Tasked with this enviable assignment, the magazine’s writer flew to Italy to collect the keys to a blood red F512 M, before setting off from Maranello to Malaga, with a spare tyre in the passenger seat. There, he met a support car and its two-man crew, including a photographer. Then the journey began for real.
The F512 M’s comfort quickly impressed. It proved to be a great long-distance car, which was just as well as it had a long, long way to go. The route was challenging. The team drove from Tangier to Casablanca, partly at high speed on a newly opened péage, then inland to Marrakesh on a road under construction. “Our route proved an early test of the Ferrari’s off-roading abilities, which seem rather good,” the magazine reported. “It doesn’t ground out and it doesn’t get stuck. Instead, it emerges into a small village dragging a trawl of dust and the stares of amazed onlookers behind it.”
In the ancient fortress city of Marrakesh, a big crowd gathered around the car in the main square, the Djemaa el-Fna. The photographer shot a cobra on the roof, probably a first for a Ferrari. Then it was up into the High Atlas Mountains, first on glorious winding roads, the driver’s window open to hear the music from the high-revving flat-12 ricocheting off the rock faces. Then the road got worse. At the edge of the Sahara Desert, the team went onto Erfoud and the famous sand dunes of Erg Chebbi.

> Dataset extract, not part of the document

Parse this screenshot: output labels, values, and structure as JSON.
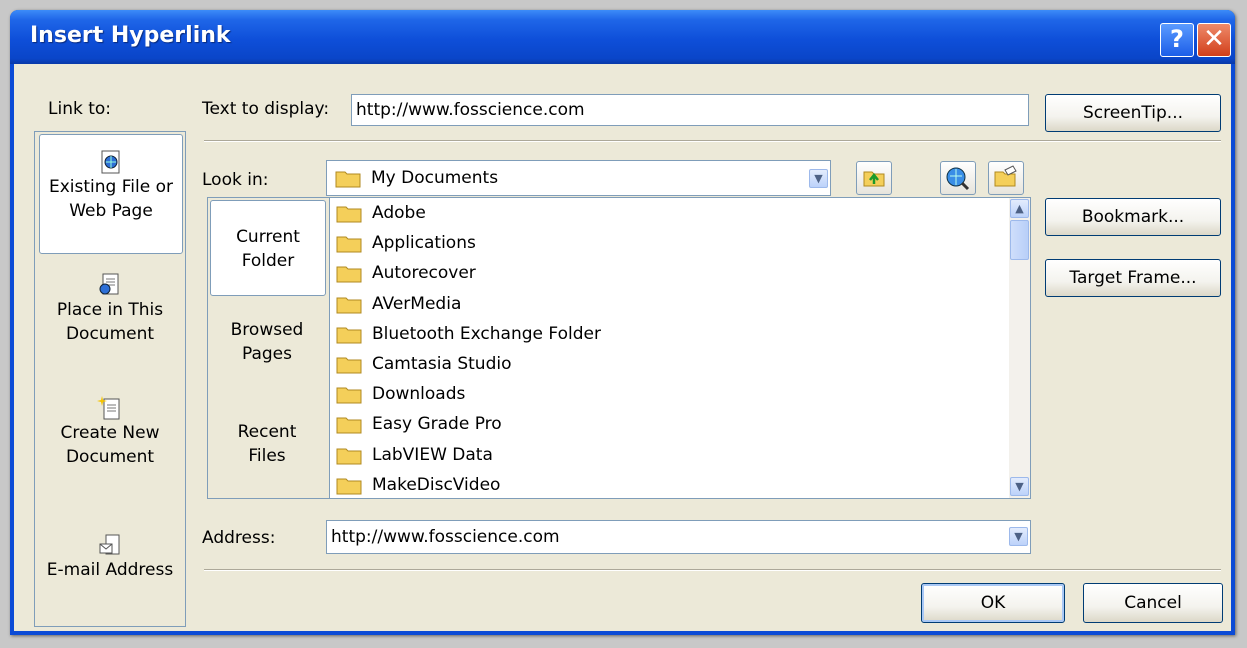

The Ferrari drove on broken sealed roads, on gravel tracks and on sand. Its finest moment – before it turned back to Maranello, via Fez and Tangier – occurred at a very un-Ferrari 10 km/h. Where a bridge had been washed away, the Ferrari had no choice but to cross a rocky dry riverbed, to the amazement of a 4x4 Mercedes G-Wagen that followed.
The F512 M arrived safely back in Maranello and, when cleaned, bore no evidence of its adventure, apart from a few stone chips. “It behaved impeccably despite being showered in dust, belted at high speed, and repeatedly driven over rough roads,” the feature stated.
Over the course of its 7,500km adventure, from Northern Italy to deepest Morocco and back, the F512 M had behaved faultlessly. Despite carrying a couple of spare tyres – the chances of finding a Pirelli 295/35ZR18 P Zero in Morocco were slim – there were no punctures. The car had also come with a small box of spare parts. After all, there were no Ferrari dealers in Morocco. (There is now one in Casablanca.) No parts were needed.